Que en el país el número de nacimientos producto de embarazos en niñas menores de 14 años haya aumentado en 19,4 por ciento entre 2020 y 2021 configura una situación gravísima, si se tiene en cuenta que además de los daños personales, familiares y sociales que generan, se presume que en cada uno de ellos hay al menos un delito relacionado con violencia o abuso sexual.
Esta escandalosa cifra está incluida en el último informe sobre estadísticas vitales, del Departamento istrativo Nacional de Estadística (Dane), dado a conocer la semana pasada, y que dejan ver que si bien los embarazos en menores venían disminuyendo, al parecer volvieron a aumentar como consecuencia de los encierros y otros factores derivados de la pandemia.
No en vano, algunas organizaciones de expertos califican el hecho como una manifestación más de la violencia intrafamiliar, en la que muchas víctimas convivían con sus agresores bajo el mismo techo, algo realmente dramático. Una sola menor que se enfrente a esta situación se convierte en un indicador que exige miradas desde todas las esquinas de la sociedad y acciones prontas para frenar su crecimiento.
Quizás uno de los elementos más preocupantes en este panorama sea la impunidad en la que flotan estos delitos en algunas regiones.

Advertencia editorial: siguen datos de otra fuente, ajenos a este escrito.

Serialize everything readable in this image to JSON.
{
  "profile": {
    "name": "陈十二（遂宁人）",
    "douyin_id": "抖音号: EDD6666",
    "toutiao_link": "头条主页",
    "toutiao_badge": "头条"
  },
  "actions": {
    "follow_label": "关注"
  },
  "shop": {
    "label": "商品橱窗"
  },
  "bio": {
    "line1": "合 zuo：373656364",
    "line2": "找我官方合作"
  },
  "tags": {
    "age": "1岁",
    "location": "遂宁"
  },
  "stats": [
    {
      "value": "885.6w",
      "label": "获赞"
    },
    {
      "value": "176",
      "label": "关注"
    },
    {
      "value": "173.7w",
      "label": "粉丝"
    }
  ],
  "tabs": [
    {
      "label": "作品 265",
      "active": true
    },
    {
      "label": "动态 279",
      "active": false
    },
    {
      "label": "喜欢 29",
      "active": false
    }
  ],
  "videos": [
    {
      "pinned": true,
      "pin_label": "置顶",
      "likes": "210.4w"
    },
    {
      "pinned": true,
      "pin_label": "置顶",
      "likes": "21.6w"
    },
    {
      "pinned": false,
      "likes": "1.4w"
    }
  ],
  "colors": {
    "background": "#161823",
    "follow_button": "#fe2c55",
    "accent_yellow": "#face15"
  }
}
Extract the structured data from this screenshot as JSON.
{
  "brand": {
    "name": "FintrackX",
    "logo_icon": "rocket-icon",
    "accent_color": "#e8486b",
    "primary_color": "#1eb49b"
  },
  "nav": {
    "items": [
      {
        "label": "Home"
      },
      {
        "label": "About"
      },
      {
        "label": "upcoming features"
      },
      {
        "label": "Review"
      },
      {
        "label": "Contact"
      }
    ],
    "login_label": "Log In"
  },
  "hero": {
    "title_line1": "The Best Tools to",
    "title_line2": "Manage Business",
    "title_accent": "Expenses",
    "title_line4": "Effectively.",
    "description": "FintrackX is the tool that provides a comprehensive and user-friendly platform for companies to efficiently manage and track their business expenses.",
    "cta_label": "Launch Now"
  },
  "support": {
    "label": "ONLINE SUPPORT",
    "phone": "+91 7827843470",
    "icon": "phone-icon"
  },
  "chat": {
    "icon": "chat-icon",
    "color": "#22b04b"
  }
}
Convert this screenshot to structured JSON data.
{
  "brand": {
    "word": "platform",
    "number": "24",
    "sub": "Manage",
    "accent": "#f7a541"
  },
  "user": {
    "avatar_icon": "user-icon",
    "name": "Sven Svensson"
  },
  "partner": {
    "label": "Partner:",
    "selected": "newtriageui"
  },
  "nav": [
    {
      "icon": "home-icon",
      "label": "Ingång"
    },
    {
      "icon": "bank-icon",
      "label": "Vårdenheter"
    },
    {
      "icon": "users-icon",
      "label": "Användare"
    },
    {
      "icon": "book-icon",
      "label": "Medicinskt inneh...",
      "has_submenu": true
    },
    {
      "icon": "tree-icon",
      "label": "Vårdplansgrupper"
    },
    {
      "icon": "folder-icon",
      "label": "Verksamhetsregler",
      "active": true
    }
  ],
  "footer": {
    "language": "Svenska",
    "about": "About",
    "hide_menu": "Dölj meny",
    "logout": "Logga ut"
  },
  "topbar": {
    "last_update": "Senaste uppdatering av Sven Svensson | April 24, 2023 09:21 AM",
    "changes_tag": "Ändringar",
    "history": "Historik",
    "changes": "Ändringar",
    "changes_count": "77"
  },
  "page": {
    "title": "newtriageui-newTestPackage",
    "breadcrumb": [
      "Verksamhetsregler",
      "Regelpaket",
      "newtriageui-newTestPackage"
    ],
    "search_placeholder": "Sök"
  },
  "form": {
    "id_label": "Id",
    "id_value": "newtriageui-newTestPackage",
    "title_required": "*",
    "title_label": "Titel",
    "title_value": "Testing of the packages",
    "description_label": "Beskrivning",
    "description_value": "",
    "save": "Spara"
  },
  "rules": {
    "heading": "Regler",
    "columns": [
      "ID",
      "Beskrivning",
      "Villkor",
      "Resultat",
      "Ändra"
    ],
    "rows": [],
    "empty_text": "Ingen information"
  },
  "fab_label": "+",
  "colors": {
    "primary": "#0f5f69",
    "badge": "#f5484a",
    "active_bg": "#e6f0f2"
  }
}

No sobra recordar que cuando una niña se embaraza, como lo dice el Fondo de Poblaciones de Naciones Unidas (Unfpa) en un descarnado informe sobre la maternidad en la niñez en el planeta, su presente y futuro cambian radicalmente y rara vez para bien. De hecho, un embarazo en las edades tempranas puede tener consecuencias inmediatas y duraderas en la salud, la educación y el potencial de desarrollo, que terminan alterando el curso de toda la existencia de quien lo padece. Esto, sin dejar de lado que el riesgo de muerte en estas madres prepúberes en países de ingresos bajos y medios, como lo es el nuestro, es dos veces mayor que el de mujeres con más edad. Y más allá de estos riesgos, una gestación de este tipo es una manifestación plena de las violaciones de todos los derechos que constitucionalmente deben garantizarse a los niños.
Basta ver que se menoscaba la posibilidad que tienen las niñas de acceder a la educación, a servicios de salud integral y a ejercer esa autonomía por la que velan todos los tratados internacionales, lo que las condena a cerrar un círculo de pobreza en el que acaban sumergidas.
Pero quizás uno de los elementos más preocupantes en este panorama sea la impunidad en la que flotan estos delitos, que en algunas regiones apartadas, tristemente, incluso parecen normalizarse. Esto deja entrever no solo la inoperancia de la justicia, sino que, lamentablemente, en los pocos casos en los que se actúa se evidencia también la incapacidad de ciertos profesionales para enfrentar este problema desde todas sus aristas, buscando siempre la protección integral de las menores, que en no pocos casos terminan revictimizadas durante los procesos.
El país está en mora de fortalecer las políticas de Estado para proteger a la niñez, con un enfoque multidimensional que aborde todos los factores que determinan esta tragedia, que, como vemos en las estadísticas del Dane, se filtran por las grietas de unos programas bienintencionados que se quedan en el papel. La responsabilidad es de todos.